BAB 7

125K 8.9K 442
                                    

Mia melempar pandangan pada William yang duduk di meja makan. Lelaki itu tampak menikmati kopi dan roti selainya. Sejak pembicaraan malam tadi, William tidak bersuara sama sekali. Ia tampak lebih dingin dari biasa, benar-benar mengabaikan Mia.

Berjalan pelan, Mia memutuskan menempati kursi di seberang sang suami. Ia mengambil dua helai roti dan mulai mengolesinya dengan selai stroberi. Sesekali, pandangannya tertuju pada William. Namun, lelaki itu tetap menunduk sembari menggigiti rotinya.

"Will."

"Hm."

Mia menelan ludah. Bahkan menyahut panggilannya saja, William tampak tidak berminat.

"Ada yang ingin kubicarakan denganmu," kata Mia kemudian.

"Bicaralah."

Mia meneguk segelas air di hadapannya, sekadar membasahi kerongkongan yang terasa kering. Ia menarik napas sesaat lalu mengatakan, "Aku ingin kembali bekerja."

Gerakan William yang tengah mengunyah roti sejenak berhenti. Ia menatap perempuan itu seraya bertanya, "Kalau kau bekerja, siapa yang akan mengurus rumah?"

William tidak begitu suka menggunakan jasa pengurus rumah tangga. Ia merasa tidak nyaman dengan kehadiran orang asing dalam lingkungan tempat tinggalnya. Itu sebabnya sejak masa kuliah—bahkan hingga bekerja—ia mengusahakan segala keperluannya seorang diri.

Sebelum menikah, William terbiasa membersihkan rumah di pagi hari. Untuk pakaian, ia menyerahkannya ke gerai laundry. Dan untuk makanan, jika sedang tidak sempat memasak, ia akan memesan di restoran cepat saji. Oleh sebab itu, William merasa aneh dengan Mia yang tampak tidak terbiasa mengurus apa pun. William menebak, perempuan itu terlalu dimanjakan oleh orang tuanya.

"Kita bisa menggunakan jasa pengurus rumah tangga. Lagi pula, bukankah kau mengatakan aku hanya bisa membuat rumah kacau?" Mia berkata lagi.

"Aku tidak setuju menggunakan jasa pengurus rumah tangga," ketus William. "Tapi, jika kau memang ingin bekerja, terserah kau saja."

William menandaskan sisa kopi dalam satu tegukan, lalu mengangkat gelas yang sudah kosong, meletakkannya pada wastafel. Sembari melirik arloji, lelaki itu menyeret langkah menuju ruang keluarga. Tangannya meraih jas dan tas yang tergeletak di atas sofa.

"Aku pergi," pamit William kemudian.

Mia menekap wajah, sungguh frustrasi. Ia tidak pernah mengerti jalan pikiran William. Bahkan saat ia membutuhkan izin, lelaki itu hanya memberi jawaban yang membingungkan.
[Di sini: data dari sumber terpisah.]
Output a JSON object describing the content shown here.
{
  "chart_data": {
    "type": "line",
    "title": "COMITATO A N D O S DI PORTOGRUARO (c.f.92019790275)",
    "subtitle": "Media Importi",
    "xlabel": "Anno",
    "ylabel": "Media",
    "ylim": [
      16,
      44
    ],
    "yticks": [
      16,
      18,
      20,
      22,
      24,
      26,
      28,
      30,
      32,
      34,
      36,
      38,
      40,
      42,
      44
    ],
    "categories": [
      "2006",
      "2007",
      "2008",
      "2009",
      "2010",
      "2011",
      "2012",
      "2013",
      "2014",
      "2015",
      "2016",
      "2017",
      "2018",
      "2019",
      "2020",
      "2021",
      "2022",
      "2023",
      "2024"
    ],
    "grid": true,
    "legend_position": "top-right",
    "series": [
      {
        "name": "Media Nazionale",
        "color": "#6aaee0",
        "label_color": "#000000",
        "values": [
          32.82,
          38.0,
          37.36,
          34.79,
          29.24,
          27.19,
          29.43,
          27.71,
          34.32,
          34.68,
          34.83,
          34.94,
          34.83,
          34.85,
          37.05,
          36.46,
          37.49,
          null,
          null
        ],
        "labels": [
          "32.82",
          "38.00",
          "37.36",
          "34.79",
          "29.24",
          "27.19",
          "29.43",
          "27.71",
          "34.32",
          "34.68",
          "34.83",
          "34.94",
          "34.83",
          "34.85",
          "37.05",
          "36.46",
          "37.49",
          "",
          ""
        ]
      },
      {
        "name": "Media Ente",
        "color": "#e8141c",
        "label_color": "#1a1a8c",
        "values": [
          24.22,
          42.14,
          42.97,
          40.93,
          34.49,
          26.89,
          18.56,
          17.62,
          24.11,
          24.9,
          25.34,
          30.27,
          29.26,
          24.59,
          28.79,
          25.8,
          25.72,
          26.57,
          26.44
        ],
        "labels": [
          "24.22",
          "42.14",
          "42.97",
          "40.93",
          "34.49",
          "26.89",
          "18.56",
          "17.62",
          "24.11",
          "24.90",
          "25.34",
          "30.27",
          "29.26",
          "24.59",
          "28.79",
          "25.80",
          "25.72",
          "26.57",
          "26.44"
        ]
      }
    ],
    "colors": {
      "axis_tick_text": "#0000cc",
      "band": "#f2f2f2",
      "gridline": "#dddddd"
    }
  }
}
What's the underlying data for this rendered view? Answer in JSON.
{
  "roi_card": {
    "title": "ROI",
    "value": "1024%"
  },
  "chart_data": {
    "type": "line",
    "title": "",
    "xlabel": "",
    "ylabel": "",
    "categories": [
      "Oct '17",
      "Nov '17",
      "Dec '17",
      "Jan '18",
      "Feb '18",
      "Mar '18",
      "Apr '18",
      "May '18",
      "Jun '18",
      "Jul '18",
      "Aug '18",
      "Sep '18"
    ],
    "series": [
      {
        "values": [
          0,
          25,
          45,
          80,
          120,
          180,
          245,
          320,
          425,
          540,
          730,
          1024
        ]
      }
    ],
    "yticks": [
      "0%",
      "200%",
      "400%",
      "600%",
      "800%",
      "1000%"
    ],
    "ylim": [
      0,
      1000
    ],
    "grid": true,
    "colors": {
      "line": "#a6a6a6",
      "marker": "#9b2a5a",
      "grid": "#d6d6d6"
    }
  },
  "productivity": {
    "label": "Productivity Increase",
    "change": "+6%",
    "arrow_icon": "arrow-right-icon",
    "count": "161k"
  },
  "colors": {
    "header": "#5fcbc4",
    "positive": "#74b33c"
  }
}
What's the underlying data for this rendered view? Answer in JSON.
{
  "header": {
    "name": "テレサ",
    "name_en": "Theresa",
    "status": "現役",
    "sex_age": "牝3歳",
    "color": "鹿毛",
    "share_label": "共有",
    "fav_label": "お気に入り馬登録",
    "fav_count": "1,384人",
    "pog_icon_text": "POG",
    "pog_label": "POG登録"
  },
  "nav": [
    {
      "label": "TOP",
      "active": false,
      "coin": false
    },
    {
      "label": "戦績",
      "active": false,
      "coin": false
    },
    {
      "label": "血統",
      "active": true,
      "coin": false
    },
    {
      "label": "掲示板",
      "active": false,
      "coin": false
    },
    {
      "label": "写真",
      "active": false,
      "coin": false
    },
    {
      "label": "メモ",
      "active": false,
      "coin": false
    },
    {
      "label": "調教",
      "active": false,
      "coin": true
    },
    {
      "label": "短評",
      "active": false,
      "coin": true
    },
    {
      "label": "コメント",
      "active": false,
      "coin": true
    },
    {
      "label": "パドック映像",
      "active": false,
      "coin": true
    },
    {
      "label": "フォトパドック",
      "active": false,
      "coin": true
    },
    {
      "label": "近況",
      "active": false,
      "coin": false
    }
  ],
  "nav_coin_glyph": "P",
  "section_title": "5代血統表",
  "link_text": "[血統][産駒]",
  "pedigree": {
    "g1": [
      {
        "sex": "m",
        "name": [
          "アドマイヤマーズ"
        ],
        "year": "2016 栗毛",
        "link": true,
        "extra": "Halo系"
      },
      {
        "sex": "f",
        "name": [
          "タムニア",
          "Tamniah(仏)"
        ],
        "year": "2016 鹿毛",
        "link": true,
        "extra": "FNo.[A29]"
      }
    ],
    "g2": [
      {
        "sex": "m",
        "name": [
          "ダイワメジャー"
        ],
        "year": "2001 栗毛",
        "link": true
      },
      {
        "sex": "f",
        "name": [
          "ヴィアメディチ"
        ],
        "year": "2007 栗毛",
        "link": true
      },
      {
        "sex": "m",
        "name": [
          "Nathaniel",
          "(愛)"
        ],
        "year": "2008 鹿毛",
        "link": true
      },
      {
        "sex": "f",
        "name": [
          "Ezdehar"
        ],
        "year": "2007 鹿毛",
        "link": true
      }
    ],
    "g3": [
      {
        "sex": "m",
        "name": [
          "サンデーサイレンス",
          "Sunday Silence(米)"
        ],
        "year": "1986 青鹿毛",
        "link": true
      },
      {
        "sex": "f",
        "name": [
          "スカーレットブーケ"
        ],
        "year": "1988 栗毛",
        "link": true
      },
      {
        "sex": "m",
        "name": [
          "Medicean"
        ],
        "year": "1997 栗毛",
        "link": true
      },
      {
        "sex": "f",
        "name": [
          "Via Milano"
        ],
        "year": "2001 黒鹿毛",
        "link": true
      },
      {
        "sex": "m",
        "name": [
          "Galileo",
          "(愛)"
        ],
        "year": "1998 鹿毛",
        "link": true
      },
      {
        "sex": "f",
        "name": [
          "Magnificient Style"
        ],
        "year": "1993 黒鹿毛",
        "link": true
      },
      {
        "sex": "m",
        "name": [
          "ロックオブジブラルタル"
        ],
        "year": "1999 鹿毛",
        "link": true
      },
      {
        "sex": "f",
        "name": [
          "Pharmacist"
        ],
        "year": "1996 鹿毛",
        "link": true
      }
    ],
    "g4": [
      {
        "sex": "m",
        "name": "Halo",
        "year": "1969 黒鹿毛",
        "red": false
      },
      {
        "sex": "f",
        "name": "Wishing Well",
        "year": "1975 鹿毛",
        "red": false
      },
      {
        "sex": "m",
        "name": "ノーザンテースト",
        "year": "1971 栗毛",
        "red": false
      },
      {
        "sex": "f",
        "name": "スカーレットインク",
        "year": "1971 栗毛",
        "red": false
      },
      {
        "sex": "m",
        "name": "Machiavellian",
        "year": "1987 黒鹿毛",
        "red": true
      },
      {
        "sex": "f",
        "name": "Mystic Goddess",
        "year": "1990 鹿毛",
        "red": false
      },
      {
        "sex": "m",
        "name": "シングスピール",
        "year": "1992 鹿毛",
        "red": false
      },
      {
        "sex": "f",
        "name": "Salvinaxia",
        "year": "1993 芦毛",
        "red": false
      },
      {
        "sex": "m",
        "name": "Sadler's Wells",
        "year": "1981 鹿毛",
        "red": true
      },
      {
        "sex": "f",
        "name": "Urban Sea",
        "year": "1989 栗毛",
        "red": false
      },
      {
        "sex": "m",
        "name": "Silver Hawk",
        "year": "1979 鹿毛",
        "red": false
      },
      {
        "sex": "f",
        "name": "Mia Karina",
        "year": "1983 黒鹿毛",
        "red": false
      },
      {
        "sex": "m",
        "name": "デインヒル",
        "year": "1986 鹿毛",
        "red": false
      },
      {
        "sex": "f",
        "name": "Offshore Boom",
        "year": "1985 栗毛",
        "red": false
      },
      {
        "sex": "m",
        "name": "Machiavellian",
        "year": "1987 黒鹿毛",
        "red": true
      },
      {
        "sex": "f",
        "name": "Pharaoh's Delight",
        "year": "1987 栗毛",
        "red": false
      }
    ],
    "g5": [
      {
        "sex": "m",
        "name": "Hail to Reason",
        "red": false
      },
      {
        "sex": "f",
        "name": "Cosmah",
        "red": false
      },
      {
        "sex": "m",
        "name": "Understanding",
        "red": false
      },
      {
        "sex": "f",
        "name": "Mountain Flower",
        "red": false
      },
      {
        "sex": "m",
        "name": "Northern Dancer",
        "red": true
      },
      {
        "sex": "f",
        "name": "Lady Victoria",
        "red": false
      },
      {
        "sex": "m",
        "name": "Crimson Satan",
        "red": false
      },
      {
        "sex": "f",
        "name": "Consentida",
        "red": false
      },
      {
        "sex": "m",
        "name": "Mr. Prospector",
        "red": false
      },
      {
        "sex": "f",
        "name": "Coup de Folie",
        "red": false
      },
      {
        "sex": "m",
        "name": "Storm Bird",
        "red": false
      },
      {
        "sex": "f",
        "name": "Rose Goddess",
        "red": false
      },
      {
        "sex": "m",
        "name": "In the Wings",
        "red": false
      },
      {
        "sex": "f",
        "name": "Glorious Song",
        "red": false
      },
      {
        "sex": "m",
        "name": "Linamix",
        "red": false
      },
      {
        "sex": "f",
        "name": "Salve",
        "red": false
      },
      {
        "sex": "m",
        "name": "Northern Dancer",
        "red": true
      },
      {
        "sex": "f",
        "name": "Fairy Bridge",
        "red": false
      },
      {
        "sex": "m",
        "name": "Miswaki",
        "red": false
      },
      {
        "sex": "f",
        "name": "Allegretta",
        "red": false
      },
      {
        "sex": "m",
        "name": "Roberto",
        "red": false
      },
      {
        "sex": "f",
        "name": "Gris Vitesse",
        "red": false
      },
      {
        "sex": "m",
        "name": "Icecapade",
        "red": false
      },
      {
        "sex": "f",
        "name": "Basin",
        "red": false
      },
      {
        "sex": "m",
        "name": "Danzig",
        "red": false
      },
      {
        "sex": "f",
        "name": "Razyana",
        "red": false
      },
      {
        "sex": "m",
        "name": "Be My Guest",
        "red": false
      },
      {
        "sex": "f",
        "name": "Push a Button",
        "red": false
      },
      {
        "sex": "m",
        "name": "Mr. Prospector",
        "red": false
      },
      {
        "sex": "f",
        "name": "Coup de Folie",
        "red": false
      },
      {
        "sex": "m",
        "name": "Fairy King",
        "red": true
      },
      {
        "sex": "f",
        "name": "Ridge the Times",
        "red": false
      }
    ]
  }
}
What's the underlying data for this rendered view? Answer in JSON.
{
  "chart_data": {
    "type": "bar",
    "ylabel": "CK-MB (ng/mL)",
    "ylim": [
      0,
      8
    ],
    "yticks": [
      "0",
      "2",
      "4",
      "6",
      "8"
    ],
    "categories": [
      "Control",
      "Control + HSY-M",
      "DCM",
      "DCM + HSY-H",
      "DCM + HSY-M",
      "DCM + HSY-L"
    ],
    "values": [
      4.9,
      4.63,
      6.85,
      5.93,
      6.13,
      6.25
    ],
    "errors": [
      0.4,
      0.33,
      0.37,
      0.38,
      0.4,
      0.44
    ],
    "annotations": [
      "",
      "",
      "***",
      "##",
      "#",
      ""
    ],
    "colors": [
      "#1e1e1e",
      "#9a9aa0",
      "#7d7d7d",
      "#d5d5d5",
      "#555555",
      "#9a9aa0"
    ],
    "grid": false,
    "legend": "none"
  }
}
Kenapa harus terserah? Apa susahnya mengatakan iya? Mia membatin kesal. Dengan gerakan kasar, ia menggigiti rotinya.

***

"Hai, Will."

Sapaan Carlos terdengar saat William berjalan menuju ruang kerjanya. Lelaki itu hanya membalas dengan anggukan. Carlos mengikuti gerakan William memasuki ruangannya, lalu mengambil posisi pada sofa yang ada di sana. Sofa berwarna putih yang memang disediakan untuk menyambut tamu William.

"Bagaimana kabar Mia?" tanya Carlos, kedua matanya mengikuti gerakan sang sahabat. Lelaki itu tampak melepas jas, lalu menyampirkannya pada sandaran kursi.

"Kau tidak memiliki pertanyaan yang lebih berbobot?" William membalas sengit. Ia mendengkus sebentar, lalu mulai memeriksa helaian kertas di atas meja.

Carlos terkekeh pelan. "Masih ekspresi yang sama. Padahal, aku berharap melihat bunga-bunga di wajahmu saat aku menyebut nama itu."

"Berhenti meracau, Carl. Cukup kerjakan apa yang harus kau selesaikan."